Integration of Reservoir Performance and Geoscience Studies in the History Match of a Complex Carbonate Reservoir – a Case Study from the Magwa Marrat Reservoir - Kuwait

Jadi, Menayer Al (Kuwait Oil Company, Kuwait) | Kumar, Pranay (IFP Middle East Consulting, Bahrain) | Lislaud, Frederic (Beicip Franlab, France) | Robert, Joël (Beicip Franlab, France) | Alessandroni, Mauro (Beicip Franlab, France) | Lefebvre, Christian (IFP Middle East Consulting, Bahrain) | Groen, Vincent de (Beicip Franlab, France) | Vigier, Louise (Beicip Franlab, France) | Datta, Kalyanbrata (Kuwait Oil Company, Kuwait) | Hafez, Karam (Kuwait Oil Company, Kuwait) | Taneja, Hans (Kuwait Oil Company, Kuwait) | Bhattacharya, Muktibrata (Kuwait Oil Company, Kuwait) | Bond, Deryck (Kuwait Oil Company, Kuwait)



An integrated reservoir study of the Magwa Marrat reservoir has been completed recently. This study was carried out to support the continued development of the reservoir, in particular the planning of a secondary water flood.

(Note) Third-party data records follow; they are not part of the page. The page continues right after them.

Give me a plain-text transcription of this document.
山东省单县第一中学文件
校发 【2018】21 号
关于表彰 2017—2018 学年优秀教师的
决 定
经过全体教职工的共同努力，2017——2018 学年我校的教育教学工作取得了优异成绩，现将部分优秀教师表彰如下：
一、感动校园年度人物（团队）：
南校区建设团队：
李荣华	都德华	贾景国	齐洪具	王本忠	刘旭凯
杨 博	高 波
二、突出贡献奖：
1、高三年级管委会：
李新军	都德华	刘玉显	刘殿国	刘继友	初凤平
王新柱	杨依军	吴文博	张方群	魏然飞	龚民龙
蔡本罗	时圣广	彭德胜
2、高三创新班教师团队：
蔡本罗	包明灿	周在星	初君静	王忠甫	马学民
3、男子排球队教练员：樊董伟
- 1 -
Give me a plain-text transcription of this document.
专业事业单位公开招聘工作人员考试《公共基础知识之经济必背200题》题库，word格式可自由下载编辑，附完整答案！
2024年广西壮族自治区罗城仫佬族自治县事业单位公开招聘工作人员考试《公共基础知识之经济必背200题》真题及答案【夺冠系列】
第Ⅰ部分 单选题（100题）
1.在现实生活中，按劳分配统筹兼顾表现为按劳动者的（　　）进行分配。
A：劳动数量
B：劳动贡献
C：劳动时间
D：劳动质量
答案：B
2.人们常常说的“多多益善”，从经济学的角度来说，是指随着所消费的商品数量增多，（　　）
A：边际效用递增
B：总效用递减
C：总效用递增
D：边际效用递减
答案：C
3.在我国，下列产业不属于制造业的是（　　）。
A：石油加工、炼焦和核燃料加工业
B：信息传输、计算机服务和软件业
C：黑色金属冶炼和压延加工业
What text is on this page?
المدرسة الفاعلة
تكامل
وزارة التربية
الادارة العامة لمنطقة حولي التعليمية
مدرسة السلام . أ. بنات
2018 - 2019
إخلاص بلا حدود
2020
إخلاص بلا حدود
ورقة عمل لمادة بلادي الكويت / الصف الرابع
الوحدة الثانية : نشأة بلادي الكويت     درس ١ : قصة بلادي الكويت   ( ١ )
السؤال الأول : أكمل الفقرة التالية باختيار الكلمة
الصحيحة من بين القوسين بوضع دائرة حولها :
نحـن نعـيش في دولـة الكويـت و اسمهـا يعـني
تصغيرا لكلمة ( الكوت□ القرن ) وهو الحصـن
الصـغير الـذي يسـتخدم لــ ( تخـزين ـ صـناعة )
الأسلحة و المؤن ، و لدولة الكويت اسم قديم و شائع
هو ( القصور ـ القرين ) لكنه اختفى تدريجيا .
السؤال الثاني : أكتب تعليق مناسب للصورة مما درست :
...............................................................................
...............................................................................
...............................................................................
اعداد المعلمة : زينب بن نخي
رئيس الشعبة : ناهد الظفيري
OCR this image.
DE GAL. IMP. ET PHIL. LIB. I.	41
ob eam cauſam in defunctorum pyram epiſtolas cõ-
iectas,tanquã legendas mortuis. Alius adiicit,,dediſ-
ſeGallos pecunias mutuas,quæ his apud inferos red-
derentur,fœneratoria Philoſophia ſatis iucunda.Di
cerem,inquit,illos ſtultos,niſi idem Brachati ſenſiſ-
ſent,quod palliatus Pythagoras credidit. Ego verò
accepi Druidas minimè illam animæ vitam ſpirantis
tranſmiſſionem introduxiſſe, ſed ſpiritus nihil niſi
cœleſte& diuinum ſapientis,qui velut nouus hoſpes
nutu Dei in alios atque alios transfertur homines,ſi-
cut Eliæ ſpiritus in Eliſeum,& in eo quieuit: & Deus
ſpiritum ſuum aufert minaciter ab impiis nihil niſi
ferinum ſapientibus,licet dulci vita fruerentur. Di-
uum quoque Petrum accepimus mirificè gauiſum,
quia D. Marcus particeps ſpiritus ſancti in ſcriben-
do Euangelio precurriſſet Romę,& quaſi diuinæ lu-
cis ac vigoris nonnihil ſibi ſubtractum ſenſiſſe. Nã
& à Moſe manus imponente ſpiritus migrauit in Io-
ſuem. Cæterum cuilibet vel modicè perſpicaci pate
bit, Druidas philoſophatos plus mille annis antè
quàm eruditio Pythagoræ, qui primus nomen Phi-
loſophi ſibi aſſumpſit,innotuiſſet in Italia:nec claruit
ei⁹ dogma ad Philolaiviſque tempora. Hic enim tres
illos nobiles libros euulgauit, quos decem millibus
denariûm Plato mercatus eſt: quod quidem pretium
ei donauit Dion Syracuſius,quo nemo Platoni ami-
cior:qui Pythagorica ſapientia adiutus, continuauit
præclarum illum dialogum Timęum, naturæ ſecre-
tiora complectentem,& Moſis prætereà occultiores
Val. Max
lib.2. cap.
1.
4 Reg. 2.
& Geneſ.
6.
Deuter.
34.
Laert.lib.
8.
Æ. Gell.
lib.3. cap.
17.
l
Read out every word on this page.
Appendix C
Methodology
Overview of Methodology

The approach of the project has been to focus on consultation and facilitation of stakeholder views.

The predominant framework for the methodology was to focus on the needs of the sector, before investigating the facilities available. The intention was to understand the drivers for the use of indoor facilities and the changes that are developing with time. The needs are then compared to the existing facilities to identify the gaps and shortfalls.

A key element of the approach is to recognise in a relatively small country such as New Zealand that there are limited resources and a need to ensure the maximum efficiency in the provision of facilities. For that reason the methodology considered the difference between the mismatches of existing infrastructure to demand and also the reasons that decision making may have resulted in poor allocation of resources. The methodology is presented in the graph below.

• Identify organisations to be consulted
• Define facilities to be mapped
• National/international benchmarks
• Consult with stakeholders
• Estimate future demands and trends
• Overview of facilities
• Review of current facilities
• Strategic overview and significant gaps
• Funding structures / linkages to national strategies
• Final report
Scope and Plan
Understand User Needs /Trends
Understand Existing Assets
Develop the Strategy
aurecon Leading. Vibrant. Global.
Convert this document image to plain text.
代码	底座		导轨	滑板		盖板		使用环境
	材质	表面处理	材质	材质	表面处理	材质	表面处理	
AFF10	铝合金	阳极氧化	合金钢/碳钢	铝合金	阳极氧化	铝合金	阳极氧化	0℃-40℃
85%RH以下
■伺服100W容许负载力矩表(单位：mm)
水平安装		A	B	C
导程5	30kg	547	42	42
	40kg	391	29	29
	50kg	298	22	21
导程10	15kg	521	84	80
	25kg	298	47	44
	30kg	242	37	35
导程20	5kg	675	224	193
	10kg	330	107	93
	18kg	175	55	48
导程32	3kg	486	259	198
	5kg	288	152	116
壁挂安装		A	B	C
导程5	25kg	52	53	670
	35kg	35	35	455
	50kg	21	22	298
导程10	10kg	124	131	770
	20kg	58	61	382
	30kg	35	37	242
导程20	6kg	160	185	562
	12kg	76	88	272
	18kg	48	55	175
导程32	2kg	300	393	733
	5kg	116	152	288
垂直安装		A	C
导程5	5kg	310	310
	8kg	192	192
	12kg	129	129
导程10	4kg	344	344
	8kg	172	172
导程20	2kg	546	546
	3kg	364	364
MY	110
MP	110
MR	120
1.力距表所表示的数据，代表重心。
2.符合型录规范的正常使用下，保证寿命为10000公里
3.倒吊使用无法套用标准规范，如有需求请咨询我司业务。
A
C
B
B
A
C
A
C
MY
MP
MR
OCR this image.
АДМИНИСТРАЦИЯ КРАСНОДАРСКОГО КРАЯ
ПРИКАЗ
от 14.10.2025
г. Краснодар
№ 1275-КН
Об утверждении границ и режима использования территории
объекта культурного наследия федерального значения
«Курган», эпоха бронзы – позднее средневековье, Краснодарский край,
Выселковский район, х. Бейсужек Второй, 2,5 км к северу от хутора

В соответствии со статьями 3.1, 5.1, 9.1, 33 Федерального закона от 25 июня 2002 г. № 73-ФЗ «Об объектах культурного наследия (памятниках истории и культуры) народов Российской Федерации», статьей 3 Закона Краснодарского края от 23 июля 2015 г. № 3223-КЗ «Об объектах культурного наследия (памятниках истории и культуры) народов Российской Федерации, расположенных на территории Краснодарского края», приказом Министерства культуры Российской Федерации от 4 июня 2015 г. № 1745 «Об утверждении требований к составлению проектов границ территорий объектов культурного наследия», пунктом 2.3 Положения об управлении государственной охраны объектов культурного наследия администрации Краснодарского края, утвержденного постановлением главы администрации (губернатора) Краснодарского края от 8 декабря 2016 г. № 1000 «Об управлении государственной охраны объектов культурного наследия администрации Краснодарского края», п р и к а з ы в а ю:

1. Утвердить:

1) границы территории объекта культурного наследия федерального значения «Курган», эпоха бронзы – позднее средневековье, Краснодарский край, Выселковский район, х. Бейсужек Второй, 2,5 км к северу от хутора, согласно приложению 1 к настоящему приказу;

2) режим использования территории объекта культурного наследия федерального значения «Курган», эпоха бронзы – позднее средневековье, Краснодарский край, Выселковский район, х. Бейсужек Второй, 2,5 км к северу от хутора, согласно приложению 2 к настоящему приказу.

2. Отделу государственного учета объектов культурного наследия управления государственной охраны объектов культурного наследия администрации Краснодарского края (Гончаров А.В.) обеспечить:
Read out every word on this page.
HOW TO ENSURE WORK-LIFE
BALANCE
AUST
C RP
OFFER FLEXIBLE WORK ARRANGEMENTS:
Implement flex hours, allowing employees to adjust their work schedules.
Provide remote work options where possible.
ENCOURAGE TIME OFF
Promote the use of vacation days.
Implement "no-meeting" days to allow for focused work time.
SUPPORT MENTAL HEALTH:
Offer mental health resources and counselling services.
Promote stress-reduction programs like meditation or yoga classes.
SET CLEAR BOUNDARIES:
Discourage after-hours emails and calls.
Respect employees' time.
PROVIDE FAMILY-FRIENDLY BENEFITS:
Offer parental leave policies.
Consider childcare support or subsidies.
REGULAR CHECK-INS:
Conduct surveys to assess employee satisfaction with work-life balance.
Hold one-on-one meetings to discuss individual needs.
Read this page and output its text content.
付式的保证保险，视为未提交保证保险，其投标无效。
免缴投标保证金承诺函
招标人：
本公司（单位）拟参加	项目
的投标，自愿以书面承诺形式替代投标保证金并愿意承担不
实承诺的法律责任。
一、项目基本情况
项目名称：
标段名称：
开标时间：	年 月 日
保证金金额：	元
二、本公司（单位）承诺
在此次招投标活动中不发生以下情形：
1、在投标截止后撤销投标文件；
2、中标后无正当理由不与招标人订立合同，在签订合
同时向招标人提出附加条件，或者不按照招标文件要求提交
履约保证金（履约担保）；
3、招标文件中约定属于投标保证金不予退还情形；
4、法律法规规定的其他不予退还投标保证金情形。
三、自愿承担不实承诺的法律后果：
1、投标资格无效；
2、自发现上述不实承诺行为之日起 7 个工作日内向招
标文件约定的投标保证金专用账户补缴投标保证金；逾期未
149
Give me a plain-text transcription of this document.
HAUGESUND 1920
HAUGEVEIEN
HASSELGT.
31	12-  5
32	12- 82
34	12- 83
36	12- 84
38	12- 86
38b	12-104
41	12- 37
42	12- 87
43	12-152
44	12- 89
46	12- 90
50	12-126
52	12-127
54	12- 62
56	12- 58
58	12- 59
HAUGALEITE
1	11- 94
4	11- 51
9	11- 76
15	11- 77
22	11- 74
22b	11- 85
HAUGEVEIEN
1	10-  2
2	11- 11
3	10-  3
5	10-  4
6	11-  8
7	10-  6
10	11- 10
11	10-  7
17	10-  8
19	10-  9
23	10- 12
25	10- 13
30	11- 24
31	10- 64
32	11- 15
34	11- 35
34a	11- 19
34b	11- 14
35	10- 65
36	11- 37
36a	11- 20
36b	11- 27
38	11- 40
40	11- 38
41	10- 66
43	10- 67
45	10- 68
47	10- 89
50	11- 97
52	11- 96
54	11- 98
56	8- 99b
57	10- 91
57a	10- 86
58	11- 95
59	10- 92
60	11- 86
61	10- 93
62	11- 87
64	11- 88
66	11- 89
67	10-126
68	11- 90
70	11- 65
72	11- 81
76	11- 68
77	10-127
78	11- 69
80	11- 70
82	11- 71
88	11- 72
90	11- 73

The initial part of the study concentrated on reservoir characterization and reservoir performance over a long period, in the order of 30 years, of primary recovery, followed by analysis of a recent pilot water flood. A better understanding of the controls of flow and the role of fracture corridors and diffuse fractures was achieved through and integration of geophysical, petrophysical and dynamic data including tracer tools and in particular through a dynamic model of the water flood pilot. The uncertainties related to structural extension, especially on the flanks of the field and related to aquifer support, were also recognized.

Later on static and dynamic models were built, first around the pilot water flood area and then for the entire reservoir. These models have been used for development planning.

This paper gives an overview of the integrated study but concentrates on the features, detailed below, that were key to better understanding the fluid flow physics and to achieve a satisfactory "history match".

A single porosity model that accounted for matrix permeability, local enhancement to permeability within restricted fracture corridors and the effect of diffuse fractures in "tight" zones was adopted. Matrix permeability values were based on the results of a rock typing study. Static and dynamic pressure, oil production and water movement matching was achieved by making limited and realistic changes to fracture zone permeability, fracture zone extent and some fine tuning of matrix permeability. Well productivities, pressure transient tests, interference tests and production log data were used to guide and validate the history match.

Water-cut match was further improved by making reasonable changes to the structural model in regions where significant structural uncertainty was recognized.